The Blog

Harder, Faster, Better: Are Smart Phones Making Us Selfish?

In a world that is obsessed with 'authenticity' what differentiates genuine, perhaps even altruistic ways of communicating, versus a weird kind of sanctimony that accompanies an empty inbox?

How much stress is too much?

Apparently, we are sleeping less than ever. Some people sleep for as few as five hours a night. This could be interpreted as a sign that we're not coping particularly well with the Modern World's sprawling demands, or that we have the ability to be 'on' almost all of the time. With all the time spent awake, are we actually helping others, or do we simply devote more time than ever to smartphones, and by extension, ourselves? Theoretically, the brave new world of Easy Everything, afforded by phones, should be wonderful - but if it is - how are we so stressed?

In a world that is obsessed with 'authenticity' what differentiates genuine, perhaps even altruistic ways of communicating, versus a weird kind of sanctimony that accompanies an empty inbox?

The smartphone is a clear candidate (and perhaps culprit) for our sleepless nights. While it has become cliché to discuss the pitfalls of blue light and bullying on social media, I personally think phones, and the assumed and unrestrained availability that accompanies ownership, is making some of us exhausted. In our weary state we may not be able to stop 'just doing it' by 'just' saying yes to everyone, everywhere, almost every time of the day. Unrestrained availability, not necessarily email bullying, is the double-edged sword of the Smart Phone.

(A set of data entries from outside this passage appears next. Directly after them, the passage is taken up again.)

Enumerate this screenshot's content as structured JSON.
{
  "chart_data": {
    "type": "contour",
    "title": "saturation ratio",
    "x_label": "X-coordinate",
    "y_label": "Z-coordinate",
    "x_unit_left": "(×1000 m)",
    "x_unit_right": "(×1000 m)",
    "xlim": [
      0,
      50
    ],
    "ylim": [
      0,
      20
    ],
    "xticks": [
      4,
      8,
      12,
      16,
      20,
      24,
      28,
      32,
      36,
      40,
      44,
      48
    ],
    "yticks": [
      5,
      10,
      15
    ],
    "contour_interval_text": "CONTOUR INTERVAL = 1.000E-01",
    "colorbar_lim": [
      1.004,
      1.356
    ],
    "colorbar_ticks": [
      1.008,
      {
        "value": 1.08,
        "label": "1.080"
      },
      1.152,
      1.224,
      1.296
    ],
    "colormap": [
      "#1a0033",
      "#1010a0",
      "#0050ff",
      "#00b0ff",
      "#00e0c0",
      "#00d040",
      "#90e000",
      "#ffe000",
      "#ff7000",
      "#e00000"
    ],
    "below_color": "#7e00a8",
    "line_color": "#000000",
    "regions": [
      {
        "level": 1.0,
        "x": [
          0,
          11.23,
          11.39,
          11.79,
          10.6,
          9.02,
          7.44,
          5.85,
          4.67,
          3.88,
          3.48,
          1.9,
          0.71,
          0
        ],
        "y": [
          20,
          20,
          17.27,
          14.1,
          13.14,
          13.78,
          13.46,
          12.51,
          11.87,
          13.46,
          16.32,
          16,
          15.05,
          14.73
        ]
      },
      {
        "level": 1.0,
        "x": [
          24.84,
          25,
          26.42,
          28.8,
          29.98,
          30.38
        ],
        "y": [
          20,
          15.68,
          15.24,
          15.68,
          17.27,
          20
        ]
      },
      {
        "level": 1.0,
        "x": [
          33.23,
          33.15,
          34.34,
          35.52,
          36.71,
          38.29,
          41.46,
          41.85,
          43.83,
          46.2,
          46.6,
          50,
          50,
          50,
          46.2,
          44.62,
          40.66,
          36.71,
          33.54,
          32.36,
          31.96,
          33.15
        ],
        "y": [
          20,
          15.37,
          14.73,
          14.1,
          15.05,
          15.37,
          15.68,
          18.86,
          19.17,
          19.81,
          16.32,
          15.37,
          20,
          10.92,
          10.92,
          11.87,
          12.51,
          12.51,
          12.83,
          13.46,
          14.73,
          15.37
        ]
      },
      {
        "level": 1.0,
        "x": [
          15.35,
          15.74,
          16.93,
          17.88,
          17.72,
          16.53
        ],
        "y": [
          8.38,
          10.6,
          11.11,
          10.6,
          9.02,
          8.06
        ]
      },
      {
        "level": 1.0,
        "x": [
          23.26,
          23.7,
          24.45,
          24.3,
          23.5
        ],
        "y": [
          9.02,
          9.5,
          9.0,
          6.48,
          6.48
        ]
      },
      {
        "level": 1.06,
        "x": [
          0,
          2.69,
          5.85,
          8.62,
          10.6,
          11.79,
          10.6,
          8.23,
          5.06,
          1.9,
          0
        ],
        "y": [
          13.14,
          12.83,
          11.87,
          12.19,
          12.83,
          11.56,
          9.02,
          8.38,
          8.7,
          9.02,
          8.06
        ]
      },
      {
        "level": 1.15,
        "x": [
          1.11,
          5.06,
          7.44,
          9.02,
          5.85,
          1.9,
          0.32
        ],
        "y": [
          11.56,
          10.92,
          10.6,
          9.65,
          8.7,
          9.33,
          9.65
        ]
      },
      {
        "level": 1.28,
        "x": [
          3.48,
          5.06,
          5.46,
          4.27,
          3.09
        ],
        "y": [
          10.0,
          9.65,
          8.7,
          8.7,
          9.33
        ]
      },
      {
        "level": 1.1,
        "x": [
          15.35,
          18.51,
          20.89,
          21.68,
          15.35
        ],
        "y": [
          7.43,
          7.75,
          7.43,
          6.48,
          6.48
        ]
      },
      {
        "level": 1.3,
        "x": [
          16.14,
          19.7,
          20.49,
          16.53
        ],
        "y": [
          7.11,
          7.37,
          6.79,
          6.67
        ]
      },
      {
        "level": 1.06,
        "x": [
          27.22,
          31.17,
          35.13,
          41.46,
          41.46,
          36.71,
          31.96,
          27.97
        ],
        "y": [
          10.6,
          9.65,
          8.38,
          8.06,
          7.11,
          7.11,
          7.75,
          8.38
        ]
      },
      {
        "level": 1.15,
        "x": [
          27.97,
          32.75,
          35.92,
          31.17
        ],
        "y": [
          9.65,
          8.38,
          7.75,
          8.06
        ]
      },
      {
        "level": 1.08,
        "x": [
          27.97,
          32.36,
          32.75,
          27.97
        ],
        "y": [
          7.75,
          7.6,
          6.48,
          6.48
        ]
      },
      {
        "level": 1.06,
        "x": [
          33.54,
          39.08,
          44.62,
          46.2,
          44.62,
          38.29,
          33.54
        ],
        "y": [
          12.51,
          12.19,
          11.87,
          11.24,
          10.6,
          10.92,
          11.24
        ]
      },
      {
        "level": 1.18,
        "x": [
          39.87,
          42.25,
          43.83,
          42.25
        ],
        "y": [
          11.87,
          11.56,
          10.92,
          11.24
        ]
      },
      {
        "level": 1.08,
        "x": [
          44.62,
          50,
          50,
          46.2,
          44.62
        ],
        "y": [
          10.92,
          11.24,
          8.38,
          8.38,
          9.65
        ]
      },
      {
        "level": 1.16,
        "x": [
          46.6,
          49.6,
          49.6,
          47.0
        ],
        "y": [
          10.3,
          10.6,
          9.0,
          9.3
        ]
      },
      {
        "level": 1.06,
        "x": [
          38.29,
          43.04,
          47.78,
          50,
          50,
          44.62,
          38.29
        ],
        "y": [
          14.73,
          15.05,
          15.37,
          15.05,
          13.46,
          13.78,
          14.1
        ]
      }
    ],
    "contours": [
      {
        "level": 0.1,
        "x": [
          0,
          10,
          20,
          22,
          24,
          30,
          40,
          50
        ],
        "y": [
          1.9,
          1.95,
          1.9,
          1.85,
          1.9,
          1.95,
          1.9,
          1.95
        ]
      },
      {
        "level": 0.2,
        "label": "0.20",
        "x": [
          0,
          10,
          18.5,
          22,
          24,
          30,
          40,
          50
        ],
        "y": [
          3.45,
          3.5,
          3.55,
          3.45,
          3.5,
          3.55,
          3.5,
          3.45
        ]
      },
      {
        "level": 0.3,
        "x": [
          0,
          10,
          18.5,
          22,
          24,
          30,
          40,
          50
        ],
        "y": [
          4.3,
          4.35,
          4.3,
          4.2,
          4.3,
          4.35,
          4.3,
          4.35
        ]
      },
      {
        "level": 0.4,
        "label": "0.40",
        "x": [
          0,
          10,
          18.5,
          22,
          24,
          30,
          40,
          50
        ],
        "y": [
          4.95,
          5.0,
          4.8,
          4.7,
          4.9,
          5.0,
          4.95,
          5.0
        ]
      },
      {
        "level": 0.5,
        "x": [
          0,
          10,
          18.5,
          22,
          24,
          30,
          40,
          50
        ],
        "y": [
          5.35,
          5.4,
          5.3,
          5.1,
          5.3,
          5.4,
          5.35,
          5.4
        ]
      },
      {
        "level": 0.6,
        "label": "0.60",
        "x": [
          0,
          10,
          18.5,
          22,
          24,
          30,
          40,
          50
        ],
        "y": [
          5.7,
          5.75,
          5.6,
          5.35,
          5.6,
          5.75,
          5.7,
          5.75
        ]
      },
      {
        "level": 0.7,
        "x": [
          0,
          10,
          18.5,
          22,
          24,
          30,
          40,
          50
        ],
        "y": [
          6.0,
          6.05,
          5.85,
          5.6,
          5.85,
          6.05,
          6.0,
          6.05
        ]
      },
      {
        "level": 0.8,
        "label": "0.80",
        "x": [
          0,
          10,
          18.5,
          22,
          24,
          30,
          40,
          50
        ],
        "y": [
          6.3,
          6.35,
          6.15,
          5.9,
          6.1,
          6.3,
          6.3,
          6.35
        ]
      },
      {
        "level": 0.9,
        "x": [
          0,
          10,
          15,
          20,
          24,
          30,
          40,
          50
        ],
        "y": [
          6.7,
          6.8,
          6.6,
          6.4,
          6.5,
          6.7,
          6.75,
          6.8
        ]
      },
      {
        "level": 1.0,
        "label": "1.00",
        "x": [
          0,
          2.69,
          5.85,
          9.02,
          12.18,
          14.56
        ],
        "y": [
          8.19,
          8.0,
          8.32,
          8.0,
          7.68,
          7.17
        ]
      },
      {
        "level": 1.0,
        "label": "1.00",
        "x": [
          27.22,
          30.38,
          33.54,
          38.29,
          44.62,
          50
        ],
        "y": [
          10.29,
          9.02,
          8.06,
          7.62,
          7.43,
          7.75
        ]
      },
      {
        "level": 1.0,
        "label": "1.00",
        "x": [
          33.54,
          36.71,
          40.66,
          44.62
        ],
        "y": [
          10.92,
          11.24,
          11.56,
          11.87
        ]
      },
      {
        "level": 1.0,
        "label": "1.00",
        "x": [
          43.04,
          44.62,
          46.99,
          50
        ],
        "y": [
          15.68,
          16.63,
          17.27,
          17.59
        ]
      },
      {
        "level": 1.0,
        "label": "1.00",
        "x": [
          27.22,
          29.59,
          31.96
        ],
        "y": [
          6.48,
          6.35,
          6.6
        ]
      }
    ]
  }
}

In the wake of unbridled readiness, predictability has become almost obsolete. In its place we find convenience. This should be a great thing, but instead we find ourselves changing plans, waiting until the last minute, and engaging in multiple conversations. Perhaps this overload of social activity may tarnish our ability to focus, and may also increase anxiety due to the uncertainty of... Everything. We don't know we actually have plans until this last minute, and even then... Location change! The increasing psychological demands presented by smart phones is an important issue, but for reasons beyond the electronic tether keeping you linked in to over 500 of your closes friends.

While social media is an absolutely wonderful tool, and has helped me learn about everything from survivors in Nepal to optogenetics, it also acts as a constant reminder of the ways people are enjoying themselves. Social media gives us a platform, and if we're supposed to be perfect- not just for this selfie, but for the rest of Google's generations long memory- does this actually lead to secrecy in the long run? In our quest for being genuine, are we actually becoming sneaky?

While we can take some momentary comfort in the idea that 'nobody is perfect,' it might make the problem worse! We're all trying to get there, despite the fact: perhaps our obsession with 'authenticity' is simply code for our need for a new way of describing being for really for real. For real, this time.

Is it because we can cheat so much with a phone? My camera has soft lighting filters. I interpret this as evidence of our uneasiness- rather than celebration- of our quest for 'authentic' experiences, and individual differences.

Anxiety is the product of uncertainty. Yet when we overcome uncertain events, we feel tremendous relief; this feeling of relaxation is hugely pleasant, and part of the neurobiological origins of the feeling of relief can be traced to the circuitry and activity between the areas that link the base of the brain stem (the insula) to the prefrontal regions of the brain (or rather, ventromedial prefrontal cortex).

Ironically, the uncertainty - and ease - of everything may indirectly make some of us healthier: All of these minor unknowns increase the feeling of relief when we actually achieve our goal (be that an actual phone call, or meeting a friend for coffee, finally). Also, if we're constantly overcoming uncertain events, we learn to shape our behavior in a way that allows us to get what we want.


Yet, herein lies the problem. If we're all competing to get what we want, eventually something is going to collapse. Plans fizzle. People get bored. 'Work' - in essence those activities that yield economic reward - and general individual self-interest, become the primordial focus.

Digital cleanses can give us insight into how bizarre our behavior becomes when we're ultra connected, linked in, matched up, and otherwise available all of the time.

To become less selfish, and more - pause for the buzz word- 'present', perhaps the key lies in limiting availability, too. The flood of creativity that is unleashed when we do let go, and turn off the phone is, for lack of a better biological term, fascinating. Try living without email for a day, and you'll see what I mean.

In short? We've created a world where simply leaving your phone at home can feel like an indulgent vacation. There are pluses and minuses to this too.